Hierarchical End-to-End Taylor Bounds for Complete Neural Network Verification

Reachability analysis of neural networks, which seeks to compute or bound the set of outputs attainable over a given input domain, is central to certifying safety and robustness in learning-enabled physical systems. Since exact reachable set computation is generally intractable, existing methods typically rely on tractable overapproximations. Examining the state of the art for smooth, twice-differentiable networks, we observe that existing approaches exploit at most second-order information and do not systematically leverage higher-order information. In this work, we introduce \textsc{HiTaB}, a novel verification framework that exploits second-order smoothness through both the Hessian, $\nabla^2 f$, and its Lipschitz constant, $L_{\nabla^2 f}$. We further develop a unified hierarchy of zeroth-, first-, and second-order bounds, together with precise conditions under which higher-order approximations yield provable improvements.

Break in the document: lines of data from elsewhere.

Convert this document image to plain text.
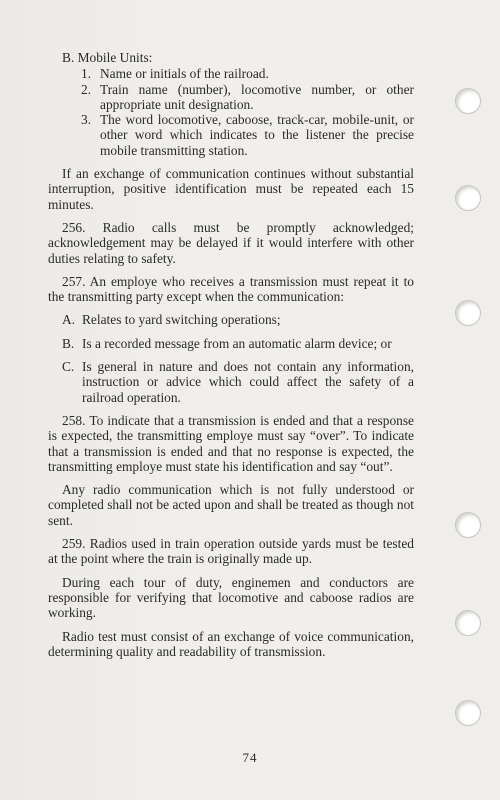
B. Mobile Units:
1. Name or initials of the railroad.
2. Train name (number), locomotive number, or other appropriate unit designation.
3. The word locomotive, caboose, track-car, mobile-unit, or other word which indicates to the listener the precise mobile transmitting station.

If an exchange of communication continues without substantial interruption, positive identification must be repeated each 15 minutes.

256. Radio calls must be promptly acknowledged; acknowledgement may be delayed if it would interfere with other duties relating to safety.

257. An employe who receives a transmission must repeat it to the transmitting party except when the communication:

A. Relates to yard switching operations;
B. Is a recorded message from an automatic alarm device; or
C. Is general in nature and does not contain any information, instruction or advice which could affect the safety of a railroad operation.

258. To indicate that a transmission is ended and that a response is expected, the transmitting employe must say “over”. To indicate that a transmission is ended and that no response is expected, the transmitting employe must state his identification and say “out”.

Any radio communication which is not fully understood or completed shall not be acted upon and shall be treated as though not sent.

259. Radios used in train operation outside yards must be tested at the point where the train is originally made up.

During each tour of duty, enginemen and conductors are responsible for verifying that locomotive and caboose radios are working.

Radio test must consist of an exchange of voice communication, determining quality and readability of transmission.

74
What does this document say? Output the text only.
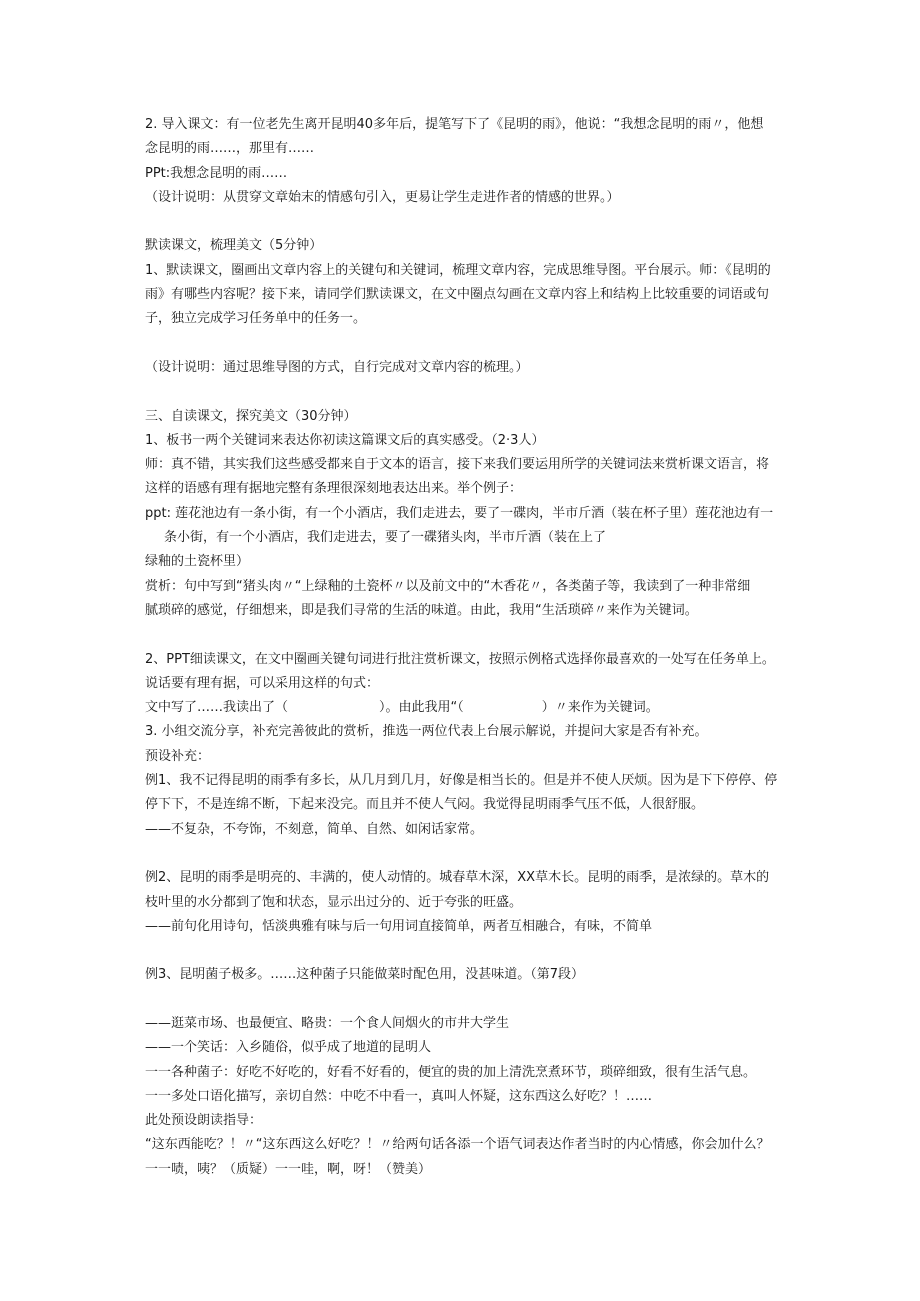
2. 导入课文：有一位老先生离开昆明40多年后，提笔写下了《昆明的雨》，他说：“我想念昆明的雨〃，他想
念昆明的雨……，那里有……
PPt:我想念昆明的雨……
（设计说明：从贯穿文章始末的情感句引入，更易让学生走进作者的情感的世界。）
默读课文，梳理美文（5分钟）
1、默读课文，圈画出文章内容上的关键句和关键词，梳理文章内容，完成思维导图。平台展示。师：《昆明的
雨》有哪些内容呢？接下来，请同学们默读课文，在文中圈点勾画在文章内容上和结构上比较重要的词语或句
子，独立完成学习任务单中的任务一。
（设计说明：通过思维导图的方式，自行完成对文章内容的梳理。）
三、自读课文，探究美文（30分钟）
1、板书一两个关键词来表达你初读这篇课文后的真实感受。（2·3人）
师：真不错，其实我们这些感受都来自于文本的语言，接下来我们要运用所学的关键词法来赏析课文语言，将
这样的语感有理有据地完整有条理很深刻地表达出来。举个例子：
ppt: 莲花池边有一条小街，有一个小酒店，我们走进去，要了一碟肉，半市斤酒（装在杯子里）莲花池边有一
条小街，有一个小酒店，我们走进去，要了一碟猪头肉，半市斤酒（装在上了
绿釉的土瓷杯里）
赏析：句中写到“猪头肉〃“上绿釉的土瓷杯〃以及前文中的“木香花〃，各类菌子等，我读到了一种非常细
腻琐碎的感觉，仔细想来，即是我们寻常的生活的味道。由此，我用“生活琐碎〃来作为关键词。
2、PPT细读课文，在文中圈画关键句词进行批注赏析课文，按照示例格式选择你最喜欢的一处写在任务单上。
说话要有理有据，可以采用这样的句式：
文中写了……我读出了（　　　　　　　）。由此我用“（　　　　　　）〃来作为关键词。
3. 小组交流分享，补充完善彼此的赏析，推选一两位代表上台展示解说，并提问大家是否有补充。
预设补充：
例1、我不记得昆明的雨季有多长，从几月到几月，好像是相当长的。但是并不使人厌烦。因为是下下停停、停
停下下，不是连绵不断，下起来没完。而且并不使人气闷。我觉得昆明雨季气压不低，人很舒服。
——不复杂，不夸饰，不刻意，简单、自然、如闲话家常。
例2、昆明的雨季是明亮的、丰满的，使人动情的。城春草木深，XX草木长。昆明的雨季，是浓绿的。草木的
枝叶里的水分都到了饱和状态，显示出过分的、近于夸张的旺盛。
——前句化用诗句，恬淡典雅有味与后一句用词直接简单，两者互相融合，有味，不简单
例3、昆明菌子极多。……这种菌子只能做菜时配色用，没甚味道。（第7段）
——逛菜市场、也最便宜、略贵：一个食人间烟火的市井大学生
——一个笑话：入乡随俗，似乎成了地道的昆明人
一一各种菌子：好吃不好吃的，好看不好看的，便宜的贵的加上清洗烹煮环节，琐碎细致，很有生活气息。
一一多处口语化描写，亲切自然：中吃不中看一，真叫人怀疑，这东西这么好吃？！……
此处预设朗读指导：
“这东西能吃？！〃“这东西这么好吃？！〃给两句话各添一个语气词表达作者当时的内心情感，你会加什么？
一一啧，咦？（质疑）一一哇，啊，呀！（赞美）
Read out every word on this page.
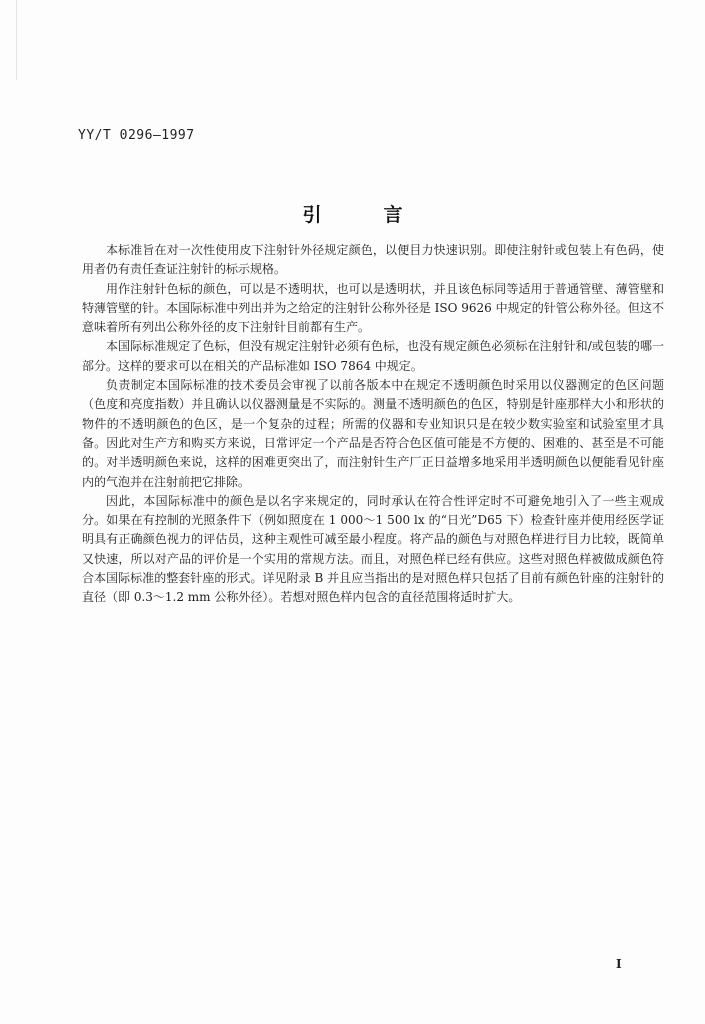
YY/T 0296—1997
引言

本标准旨在对一次性使用皮下注射针外径规定颜色，以便目力快速识别。即使注射针或包装上有色码，使用者仍有责任查证注射针的标示规格。

用作注射针色标的颜色，可以是不透明状，也可以是透明状，并且该色标同等适用于普通管壁、薄管壁和特薄管壁的针。本国际标准中列出并为之给定的注射针公称外径是 ISO 9626 中规定的针管公称外径。但这不意味着所有列出公称外径的皮下注射针目前都有生产。

本国际标准规定了色标，但没有规定注射针必须有色标，也没有规定颜色必须标在注射针和/或包装的哪一部分。这样的要求可以在相关的产品标准如 ISO 7864 中规定。

负责制定本国际标准的技术委员会审视了以前各版本中在规定不透明颜色时采用以仪器测定的色区问题（色度和亮度指数）并且确认以仪器测量是不实际的。测量不透明颜色的色区，特别是针座那样大小和形状的物件的不透明颜色的色区，是一个复杂的过程；所需的仪器和专业知识只是在较少数实验室和试验室里才具备。因此对生产方和购买方来说，日常评定一个产品是否符合色区值可能是不方便的、困难的、甚至是不可能的。对半透明颜色来说，这样的困难更突出了，而注射针生产厂正日益增多地采用半透明颜色以便能看见针座内的气泡并在注射前把它排除。

因此，本国际标准中的颜色是以名字来规定的，同时承认在符合性评定时不可避免地引入了一些主观成分。如果在有控制的光照条件下（例如照度在 1 000～1 500 lx 的“日光”D65 下）检查针座并使用经医学证明具有正确颜色视力的评估员，这种主观性可减至最小程度。将产品的颜色与对照色样进行目力比较，既简单又快速，所以对产品的评价是一个实用的常规方法。而且，对照色样已经有供应。这些对照色样被做成颜色符合本国际标准的整套针座的形式。详见附录 B 并且应当指出的是对照色样只包括了目前有颜色针座的注射针的直径（即 0.3～1.2 mm 公称外径）。若想对照色样内包含的直径范围将适时扩大。

I
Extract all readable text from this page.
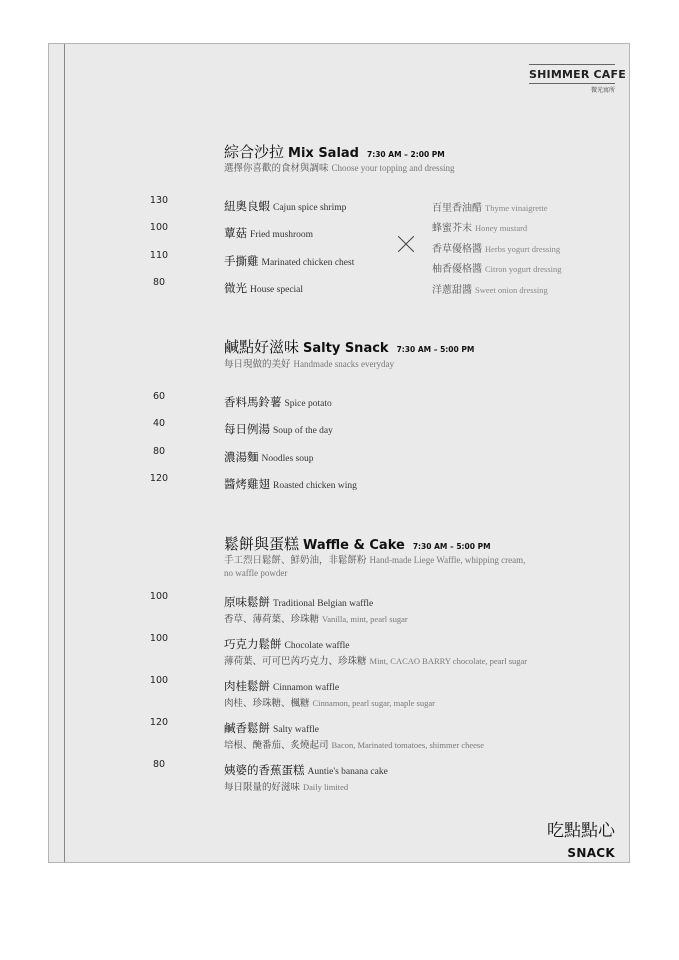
SHIMMER CAFE
微光寓所
綜合沙拉 Mix Salad 7:30 AM – 2:00 PM
選擇你喜歡的食材與調味 Choose your topping and dressing
130	紐奧良蝦 Cajun spice shrimp
100	蕈菇 Fried mushroom
110	手撕雞 Marinated chicken chest
80	微光 House special
百里香油醋 Thyme vinaigrette
蜂蜜芥末 Honey mustard
香草優格醬 Herbs yogurt dressing
柚香優格醬 Citron yogurt dressing
洋蔥甜醬 Sweet onion dressing
鹹點好滋味 Salty Snack 7:30 AM – 5:00 PM
每日現做的美好 Handmade snacks everyday
60	香料馬鈴薯 Spice potato
40	每日例湯 Soup of the day
80	濃湯麵 Noodles soup
120	醬烤雞翅 Roasted chicken wing
鬆餅與蛋糕 Waffle & Cake 7:30 AM – 5:00 PM
手工烈日鬆餅、鮮奶油，非鬆餅粉 Hand-made Liege Waffle, whipping cream,
no waffle powder
100	原味鬆餅 Traditional Belgian waffle
香草、薄荷葉、珍珠糖 Vanilla, mint, pearl sugar
100	巧克力鬆餅 Chocolate waffle
薄荷葉、可可巴芮巧克力、珍珠糖 Mint, CACAO BARRY chocolate, pearl sugar
100	肉桂鬆餅 Cinnamon waffle
肉桂、珍珠糖、楓糖 Cinnamon, pearl sugar, maple sugar
120	鹹香鬆餅 Salty waffle
培根、醃番茄、炙燒起司 Bacon, Marinated tomatoes, shimmer cheese
80	姨婆的香蕉蛋糕 Auntie's banana cake
每日限量的好滋味 Daily limited
吃點點心
SNACK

Our main technical contribution is a compositional procedure for efficiently bounding $L_{\nabla^2 f}$ in deep neural networks via layerwise propagation of curvature bounds. We extend the framework to both $\ell_2$- and $\ell_\infty$-constrained input sets and show how it can be integrated into branch-and-bound verification pipelines. To our knowledge, this is the first practical reachability analysis framework for smooth neural networks that systematically exploits Lipschitz continuity of curvature, leading to tighter and more informative safety certificates.